Friday, July 16, 2010

I'm not eavesdropping, I'm researching

I wasn't trying to listen, I promise. But I couldn't help myself. You'd have done the same, I'm sure.

Yesterday I was in the waiting room of a doctor's office, and I honestly was reading a book at first. But then I overheard a woman on the phone across the room, and from then on I was doing a very good impression of someone reading a book. I wish I caught the beginning of the call, but at the point I started listening, her side of the conversation went something like this:

"I was naked when they pepper-sprayed me and tied me to the gurney."

I wonder what the normal people (i.e. non-writers) in the room were thinking at the time. Maybe something like, "What a weirdo" or "Damn, I hate it when that happens."

But of course I'm thinking, "That is awesome."

And then my brain started filling in the details. Which was a bit of a challenge, because I was still trying to listen to the rest of the conversation (The phrase, "Why? 'Cause men are crazy, that's why?" came up too). But as other people were probably thinking about moving away from this woman, I was leaning in closer to try to learn more (while still staring at the same page of my book.)

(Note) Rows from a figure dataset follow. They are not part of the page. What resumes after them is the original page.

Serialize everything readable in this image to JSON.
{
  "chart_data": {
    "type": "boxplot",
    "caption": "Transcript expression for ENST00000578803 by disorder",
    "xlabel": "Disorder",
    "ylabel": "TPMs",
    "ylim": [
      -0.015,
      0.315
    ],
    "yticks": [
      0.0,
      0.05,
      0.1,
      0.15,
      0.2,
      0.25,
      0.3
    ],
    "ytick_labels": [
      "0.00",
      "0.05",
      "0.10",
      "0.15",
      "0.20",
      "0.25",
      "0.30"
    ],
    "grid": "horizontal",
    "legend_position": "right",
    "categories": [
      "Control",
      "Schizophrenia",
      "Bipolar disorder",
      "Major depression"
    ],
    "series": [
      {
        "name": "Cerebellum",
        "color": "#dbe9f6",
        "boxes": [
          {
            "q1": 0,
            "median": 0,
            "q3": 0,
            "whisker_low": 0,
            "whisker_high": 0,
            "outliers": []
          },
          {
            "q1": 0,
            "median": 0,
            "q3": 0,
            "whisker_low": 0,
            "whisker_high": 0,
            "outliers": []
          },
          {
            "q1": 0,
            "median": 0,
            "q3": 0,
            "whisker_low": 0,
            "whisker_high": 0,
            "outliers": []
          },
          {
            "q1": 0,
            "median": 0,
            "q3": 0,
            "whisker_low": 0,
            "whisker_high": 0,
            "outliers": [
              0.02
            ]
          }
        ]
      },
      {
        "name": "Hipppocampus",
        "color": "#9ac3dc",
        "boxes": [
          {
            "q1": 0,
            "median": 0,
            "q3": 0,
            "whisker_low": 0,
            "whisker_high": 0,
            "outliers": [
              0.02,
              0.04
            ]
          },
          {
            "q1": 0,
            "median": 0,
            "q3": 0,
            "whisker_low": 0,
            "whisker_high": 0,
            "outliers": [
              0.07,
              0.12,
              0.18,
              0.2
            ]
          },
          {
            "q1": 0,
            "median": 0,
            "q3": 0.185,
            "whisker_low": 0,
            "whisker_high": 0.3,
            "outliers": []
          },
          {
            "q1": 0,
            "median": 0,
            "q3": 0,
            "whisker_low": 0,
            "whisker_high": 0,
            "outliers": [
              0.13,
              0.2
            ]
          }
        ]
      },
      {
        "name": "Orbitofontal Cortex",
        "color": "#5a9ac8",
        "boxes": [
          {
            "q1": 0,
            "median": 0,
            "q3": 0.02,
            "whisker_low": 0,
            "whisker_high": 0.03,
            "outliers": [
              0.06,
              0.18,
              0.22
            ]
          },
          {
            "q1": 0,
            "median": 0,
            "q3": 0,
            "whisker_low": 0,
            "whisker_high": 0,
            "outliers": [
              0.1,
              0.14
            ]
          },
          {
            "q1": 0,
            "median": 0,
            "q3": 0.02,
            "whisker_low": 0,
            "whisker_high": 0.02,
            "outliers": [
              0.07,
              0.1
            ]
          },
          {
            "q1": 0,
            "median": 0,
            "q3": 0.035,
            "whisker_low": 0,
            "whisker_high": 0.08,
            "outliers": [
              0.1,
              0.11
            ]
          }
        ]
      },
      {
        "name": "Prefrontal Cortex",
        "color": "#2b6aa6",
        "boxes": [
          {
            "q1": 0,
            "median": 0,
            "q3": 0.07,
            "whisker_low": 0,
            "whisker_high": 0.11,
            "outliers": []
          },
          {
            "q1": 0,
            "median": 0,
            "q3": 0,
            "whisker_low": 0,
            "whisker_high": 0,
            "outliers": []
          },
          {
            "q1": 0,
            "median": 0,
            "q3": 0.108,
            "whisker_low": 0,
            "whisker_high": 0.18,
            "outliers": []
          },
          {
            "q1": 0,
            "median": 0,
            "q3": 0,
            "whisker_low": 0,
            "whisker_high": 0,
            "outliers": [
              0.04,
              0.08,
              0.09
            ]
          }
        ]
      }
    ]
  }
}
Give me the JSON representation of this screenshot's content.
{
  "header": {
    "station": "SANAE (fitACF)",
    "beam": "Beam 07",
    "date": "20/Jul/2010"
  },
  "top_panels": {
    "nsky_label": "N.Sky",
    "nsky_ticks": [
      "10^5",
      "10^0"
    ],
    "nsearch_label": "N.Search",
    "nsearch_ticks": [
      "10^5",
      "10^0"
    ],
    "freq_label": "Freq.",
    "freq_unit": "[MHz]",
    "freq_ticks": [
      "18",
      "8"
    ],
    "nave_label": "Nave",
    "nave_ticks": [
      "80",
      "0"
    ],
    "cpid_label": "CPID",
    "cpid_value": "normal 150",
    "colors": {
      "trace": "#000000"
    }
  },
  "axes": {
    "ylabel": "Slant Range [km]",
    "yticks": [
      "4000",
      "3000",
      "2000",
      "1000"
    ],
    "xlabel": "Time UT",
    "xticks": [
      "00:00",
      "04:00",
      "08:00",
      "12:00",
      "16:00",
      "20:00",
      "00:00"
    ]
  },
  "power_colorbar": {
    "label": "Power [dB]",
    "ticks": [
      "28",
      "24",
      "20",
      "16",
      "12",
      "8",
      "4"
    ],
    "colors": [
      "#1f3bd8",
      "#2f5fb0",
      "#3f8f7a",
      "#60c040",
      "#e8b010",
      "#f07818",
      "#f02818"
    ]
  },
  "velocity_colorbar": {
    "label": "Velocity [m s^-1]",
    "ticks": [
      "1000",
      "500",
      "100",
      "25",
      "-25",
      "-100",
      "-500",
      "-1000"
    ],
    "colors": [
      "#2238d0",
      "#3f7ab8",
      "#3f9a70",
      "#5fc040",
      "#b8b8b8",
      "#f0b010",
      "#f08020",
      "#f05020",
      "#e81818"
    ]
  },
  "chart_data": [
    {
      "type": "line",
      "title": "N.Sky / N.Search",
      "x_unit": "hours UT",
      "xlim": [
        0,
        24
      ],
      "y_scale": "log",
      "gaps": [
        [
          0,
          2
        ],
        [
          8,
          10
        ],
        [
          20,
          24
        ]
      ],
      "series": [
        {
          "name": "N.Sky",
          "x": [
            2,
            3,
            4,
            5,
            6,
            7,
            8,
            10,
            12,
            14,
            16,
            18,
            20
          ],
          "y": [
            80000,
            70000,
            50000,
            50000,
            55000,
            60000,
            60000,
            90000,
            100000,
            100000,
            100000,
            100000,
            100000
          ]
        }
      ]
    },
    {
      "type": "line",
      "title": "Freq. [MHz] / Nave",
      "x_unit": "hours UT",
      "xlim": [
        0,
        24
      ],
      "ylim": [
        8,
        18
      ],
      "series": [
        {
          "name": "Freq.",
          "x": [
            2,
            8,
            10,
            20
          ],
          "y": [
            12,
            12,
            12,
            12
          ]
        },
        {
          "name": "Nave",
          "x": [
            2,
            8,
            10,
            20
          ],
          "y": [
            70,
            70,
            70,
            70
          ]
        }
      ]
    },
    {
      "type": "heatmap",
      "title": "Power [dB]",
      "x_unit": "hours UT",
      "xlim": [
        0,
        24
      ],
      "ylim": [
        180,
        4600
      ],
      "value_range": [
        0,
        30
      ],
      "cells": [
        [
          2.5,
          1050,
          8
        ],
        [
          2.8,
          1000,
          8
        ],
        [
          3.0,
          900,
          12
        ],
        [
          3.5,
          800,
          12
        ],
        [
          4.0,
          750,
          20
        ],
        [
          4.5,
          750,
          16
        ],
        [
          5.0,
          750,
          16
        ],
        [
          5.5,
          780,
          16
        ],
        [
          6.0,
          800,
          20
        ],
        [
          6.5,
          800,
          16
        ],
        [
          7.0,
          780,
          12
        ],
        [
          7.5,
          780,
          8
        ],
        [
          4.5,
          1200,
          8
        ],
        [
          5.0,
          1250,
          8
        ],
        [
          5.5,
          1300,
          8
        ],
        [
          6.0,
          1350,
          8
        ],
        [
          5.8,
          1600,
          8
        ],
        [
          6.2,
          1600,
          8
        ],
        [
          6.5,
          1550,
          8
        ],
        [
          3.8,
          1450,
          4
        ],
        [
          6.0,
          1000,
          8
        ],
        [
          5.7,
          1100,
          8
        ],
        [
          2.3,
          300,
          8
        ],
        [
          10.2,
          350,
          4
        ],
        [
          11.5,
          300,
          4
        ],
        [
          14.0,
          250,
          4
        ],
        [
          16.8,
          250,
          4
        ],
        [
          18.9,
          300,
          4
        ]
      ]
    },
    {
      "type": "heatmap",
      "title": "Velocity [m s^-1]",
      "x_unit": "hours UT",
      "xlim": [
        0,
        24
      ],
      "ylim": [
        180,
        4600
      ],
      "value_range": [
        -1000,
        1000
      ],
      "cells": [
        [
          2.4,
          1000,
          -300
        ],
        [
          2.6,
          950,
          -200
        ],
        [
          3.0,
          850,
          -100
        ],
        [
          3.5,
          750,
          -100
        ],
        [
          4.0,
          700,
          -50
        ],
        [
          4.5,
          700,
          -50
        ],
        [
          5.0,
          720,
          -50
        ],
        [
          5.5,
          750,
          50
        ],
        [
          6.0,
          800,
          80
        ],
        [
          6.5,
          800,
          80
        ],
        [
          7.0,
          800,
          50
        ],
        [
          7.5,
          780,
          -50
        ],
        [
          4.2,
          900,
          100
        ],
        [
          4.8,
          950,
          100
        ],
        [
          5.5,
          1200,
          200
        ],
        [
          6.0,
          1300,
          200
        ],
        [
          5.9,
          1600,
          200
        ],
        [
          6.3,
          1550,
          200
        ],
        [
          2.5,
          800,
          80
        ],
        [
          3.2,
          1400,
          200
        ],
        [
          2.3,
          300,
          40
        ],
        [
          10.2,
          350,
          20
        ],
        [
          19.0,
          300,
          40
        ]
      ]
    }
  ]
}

Under what circumstances would something like this happen? Let's see...a gurney implies there were paramedics there, so someone must have been injured. Who called them? Perhaps the police? They had a reason to arrest her, maybe at home where she happened to be naked, then pepper-sprayed her because she was getting violent? That's quite a picture. For some reason handcuffing her wasn't adequate, so the gurney and restraints became necessary at some point.

And what's it like to be this woman's neighbor? I bet this wasn't the first incident of crazymaking. You don't lead a perfectly normal life, taking out the trash on Thursday mornings, weeding the flower beds, checking the mail, then suddenly find yourself naked on a gurney. At least I don't think so. Let me know if you've had a different experience. So she's probably a regular source of entertainment and/or annoyance. What does someone across the street see when they peek through the curtains at her? (And you know they're peeking.) She's probably not the person you'd trust to take care of your cat while you're on vacation. Or your plants, come to think of it.

Then I started introducing her in my head to other interesting people I've met and wondering how they'd interact. Like our handyman who was usually drunk by 11 A.M. (I affectionately call him "Drunken Handyman Guy.") They'd make an interesting couple. And by "interesting," I mean, "they'd probably murder each other." Or what if Drunken Handyman Guy and Pepper-Sprayed And Tied To A Gurney Naked Lady had kids? Yikes! What would they be like? Or what if they were YOUR parents?

So, do you find yourself doing the same thing--listening to conversations around you and making up stories about them?

Now I'm concerned that people will be afraid to talk in front of me, fearing they'll end up in a book somehow. Um...don't worry. I'm not listening. Really. Keep talking. This book I'm reading has my full attention.


  1. Ha Ha!! Yes, I am always listening, watching, taking mental notes ... no one is safe!!

  2. LOL! Yes. That's why I love writer-people! We are curious. We don't shy away, we want to investigate. Understand. Relate. Normal people don't like what they understand. Writers, however, embrace the unknown!!!!!

    yeeee hawwww!!!! Life is an adventure.

    Writers are adventurous! Don't mind getting themselves dirty :0) the rest ... wrap themselves in bubble wrap. (AKA, modern day mummies)

    Christy (via Verla Kay)

  3. Good to know I'm not the only one. I think it's great for getting a feel for dialogue too.

    Yes, toss aside the bubble wrap!

  4. Dude, I *totally* eavesdrop in places like the doctor's office or on the train or in a coffee shop. Today people talk on their cell phones in public places as if they were in their bedrooms at home. It's like their conversation is in its own little protective bubble or something, so they go on and on about private things. Things I wouldn't dream of mentioning in public.

    I love it!

    Is that so wrong??

  5. Not wrong at all!

    Yes, cell phones make the eavesdropping much more convenient. Speaker phone conversations are annoying, but at least you get to hear both sides.